Smart, my mate, to hide her true form.

Here, in this cursed place, it’s the best strategy she could have chosen. Even if not knowing where she is drives me mad with worry, I can at least be grateful she’s protecting herself.

A hush falls over the crowd. A taut, tense silence as we wait for the monarch to speak.

The queen sits on a throne of thorns. Towering high above the center of the brambles on her dais, she’s flanked by guards and courtiers.

A grim retinue, the assembled fae watch the guests in their midst with too-keen eyes.

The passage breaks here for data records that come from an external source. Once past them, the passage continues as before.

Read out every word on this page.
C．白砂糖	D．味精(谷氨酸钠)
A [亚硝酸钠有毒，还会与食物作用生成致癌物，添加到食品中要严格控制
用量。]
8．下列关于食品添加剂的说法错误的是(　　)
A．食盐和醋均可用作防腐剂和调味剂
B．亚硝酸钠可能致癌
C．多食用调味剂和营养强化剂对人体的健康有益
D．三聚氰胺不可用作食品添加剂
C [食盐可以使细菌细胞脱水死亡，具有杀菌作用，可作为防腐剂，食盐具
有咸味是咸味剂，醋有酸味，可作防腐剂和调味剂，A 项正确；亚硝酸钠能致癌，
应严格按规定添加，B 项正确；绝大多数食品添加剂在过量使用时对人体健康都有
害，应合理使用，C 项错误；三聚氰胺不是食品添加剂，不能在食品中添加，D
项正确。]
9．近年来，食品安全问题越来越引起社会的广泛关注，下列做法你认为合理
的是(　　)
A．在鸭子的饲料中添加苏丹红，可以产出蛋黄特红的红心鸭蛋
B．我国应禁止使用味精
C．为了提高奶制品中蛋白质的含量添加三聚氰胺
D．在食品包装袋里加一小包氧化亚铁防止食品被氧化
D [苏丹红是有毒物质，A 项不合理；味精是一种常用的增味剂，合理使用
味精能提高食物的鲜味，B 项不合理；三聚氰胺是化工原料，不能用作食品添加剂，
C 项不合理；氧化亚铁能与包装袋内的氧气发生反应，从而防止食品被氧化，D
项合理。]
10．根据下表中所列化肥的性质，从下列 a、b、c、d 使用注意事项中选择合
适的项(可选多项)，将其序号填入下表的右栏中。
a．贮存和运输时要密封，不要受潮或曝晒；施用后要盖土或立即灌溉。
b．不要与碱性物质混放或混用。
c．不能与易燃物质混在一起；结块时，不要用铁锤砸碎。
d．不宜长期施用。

Hungry. Greedy. Like they’re imagining a thousand ways they might entertain us.

Worst of all is their leader.

Skin a sickly pale and eyes a deep, endless black, her features are sharp and merciless.

She’s clothed in more black vines and thorns, which unsettlingly seem to sprout from her own skin.

They wrap around her neck, into her hair, twisting together to make a many-spired crown.

When she shifts in her seat, they shift with her, and I watch with morbid fascination as one rises from the floor of the dais and settles itself on her shoulder, brushing against her ear for a moment before it retreats.

After the queen gives it a little pat. Like it’s a beloved pet that’s just performed some trick.

She surveys her domain, lips curling back into a humorless smile that exposes rows of sharp teeth.

“Welcome to my court,” she says, and the words seem to come from everywhere.

Every branch, every withered leaf, they all tremble with the surprisingly deep resonance of her voice.

“I hear a few of you did not make it to my hall. A pity.” She fiddles with one of the vines at her wrist, not looking contrite in the slightest. “But I suppose that’s the danger one must risk for so rich a reward.”

The crowd shifts, murmurs. The few eyes I catch glimmer with avarice, with the scent of a quarry ready for the taking.

Am I any better?

If Myron had gotten word of this gathering, I have no doubt he would have sent me here to join the hunt for him. I’d be no different from the other fortune hunters, ready for the chase.

“And speaking of reward,” the queen continues. “I am so pleased to see so many brave the wilds of Faerie to hear my challenge and reap my favor.”

As she speaks, one of her courtiers steps forward. A fae who seems more tree than living being, they’re covered in bark and move woodenly to the foot of the dais. There, they throw open the top of a chest made of dark, polished wood.

A fortune glimmers within.

No matter the realm, gold is a valuable currency to carry, and the chest is brimming with it. Jewels, too, though not just familiar emeralds and rubies. Strange-hued stones shine their faelight into the dim of the court, shifting and shimmering, a beacon calling on every hunter’s thirst for riches.

“A worthy prize, is it not?” the queen crows, and a murmur of assent ripples through the crowd. “And I’m sure you’re all curious to know what I demand in exchange for it.”

Her unnervingly black eyes scan the crowd, jumping from face to face, an unhinged sort of light shining from their depths.

They land on me, and I try to convince myself I only imagine them lingering. Surely, I hold no specific fascination for this monarch out of a crowd of more than a hundred. Surely, she’s just toying with her prey before she issues the challenge that may lead to their deaths.

The queen’s vines writhe around her. They whip out in excited bursts, causing those closest to the dais to jump back in alarm. She croons, and the cursed things calm, settling back into more orderly coils.

I suppress a shiver of revulsion.

The queen smiles again, a wide, vicious expression that belies her cruel glee. She speaks, and the bower’s heart rumbles with her proclamation, leaves falling from above, vines pulsing with the tenor of her voice.

“My bounty will go to the hunter who can bring me my heart.”